The latest weekly report on U.S. fuel inventories from the Energy Information Administration due out later on Wednesday is expected to show gasoline stocks fell by 1.7 million barrels — the sixth drop in a row.

"Gasoline is still pretty much the driver of the market today, as it has been for the last few days," said Olivier Jakob of oil consultancy Petromatrix.

U.S. crude was trading up 45 cents at $59.70 a barrel by 1241 GMT. London's Brent was up 55 cents at $60.75.

Oil remains under pressure from concern about the health of the economies of the world's two top oil consumers, the United States and China, and fell to a six-week low at the end of last week.

Even so, gasoline is supporting the oil market as traders increasingly focus on supplies of the motor fuel in the United States in the spring and summer, when demand peaks.

Gasoline futures, which hit a seven-month high of $1.985 a gallon on Tuesday, show no sign yet of reversing course, analysts said. The contract was up 0.9 percent at $1.9600.

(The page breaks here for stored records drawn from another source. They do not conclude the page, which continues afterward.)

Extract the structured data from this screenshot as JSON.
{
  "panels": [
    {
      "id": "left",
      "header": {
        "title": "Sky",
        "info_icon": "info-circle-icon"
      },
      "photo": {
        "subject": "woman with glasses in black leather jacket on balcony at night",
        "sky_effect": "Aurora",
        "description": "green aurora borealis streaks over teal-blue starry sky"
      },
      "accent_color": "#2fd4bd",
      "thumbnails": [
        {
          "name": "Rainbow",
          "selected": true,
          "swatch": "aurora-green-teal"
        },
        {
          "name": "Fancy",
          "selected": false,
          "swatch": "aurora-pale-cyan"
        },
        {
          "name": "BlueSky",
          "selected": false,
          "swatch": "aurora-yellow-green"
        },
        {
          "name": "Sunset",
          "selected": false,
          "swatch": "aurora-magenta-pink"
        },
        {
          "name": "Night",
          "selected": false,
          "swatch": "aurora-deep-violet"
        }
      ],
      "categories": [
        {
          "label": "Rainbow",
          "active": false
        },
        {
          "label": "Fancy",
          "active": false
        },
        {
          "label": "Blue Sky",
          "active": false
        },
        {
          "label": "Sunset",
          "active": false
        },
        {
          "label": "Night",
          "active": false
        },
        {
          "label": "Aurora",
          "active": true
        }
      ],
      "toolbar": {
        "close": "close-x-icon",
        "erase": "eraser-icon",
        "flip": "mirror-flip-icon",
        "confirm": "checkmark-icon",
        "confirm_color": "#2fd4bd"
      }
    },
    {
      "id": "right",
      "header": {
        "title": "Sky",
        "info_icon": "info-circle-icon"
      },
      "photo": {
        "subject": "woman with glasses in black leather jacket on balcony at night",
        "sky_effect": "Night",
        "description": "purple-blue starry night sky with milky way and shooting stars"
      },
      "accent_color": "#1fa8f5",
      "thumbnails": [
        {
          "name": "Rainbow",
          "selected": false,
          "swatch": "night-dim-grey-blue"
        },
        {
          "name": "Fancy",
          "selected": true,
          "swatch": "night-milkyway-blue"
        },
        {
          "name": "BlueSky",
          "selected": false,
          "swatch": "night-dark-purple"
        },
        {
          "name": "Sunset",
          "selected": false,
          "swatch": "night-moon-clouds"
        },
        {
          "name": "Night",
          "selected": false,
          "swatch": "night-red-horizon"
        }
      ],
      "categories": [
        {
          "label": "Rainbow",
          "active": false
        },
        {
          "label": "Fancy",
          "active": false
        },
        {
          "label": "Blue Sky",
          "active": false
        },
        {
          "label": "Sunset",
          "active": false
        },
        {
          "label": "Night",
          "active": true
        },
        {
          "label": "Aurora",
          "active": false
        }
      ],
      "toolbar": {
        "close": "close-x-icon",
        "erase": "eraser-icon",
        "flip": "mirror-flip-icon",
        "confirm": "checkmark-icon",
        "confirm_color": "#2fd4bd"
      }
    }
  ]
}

Besides the drop in gasoline stocks, the EIA report is expected to show a 1.3 million barrel fall in distillates, which include diesel and heating oil.

Stocks of crude are expected to rise by 800,000 barrels as rising imports offset a pick-up in refinery processing rates.

U.S. crude has risen from a 20-month low of $49.90 hit in January, partly because of supply cuts by OPEC, though it is well below an all-time high of $78.40 reached last July.

The Organization of the Petroleum Exporting Countries, source of more than a third of world output, agreed last week to keep current oil supply restraints in place.

OPEC oil ministers have not rule out further action on supply before September, when they are next scheduled to hold a meeting to decide their production policy.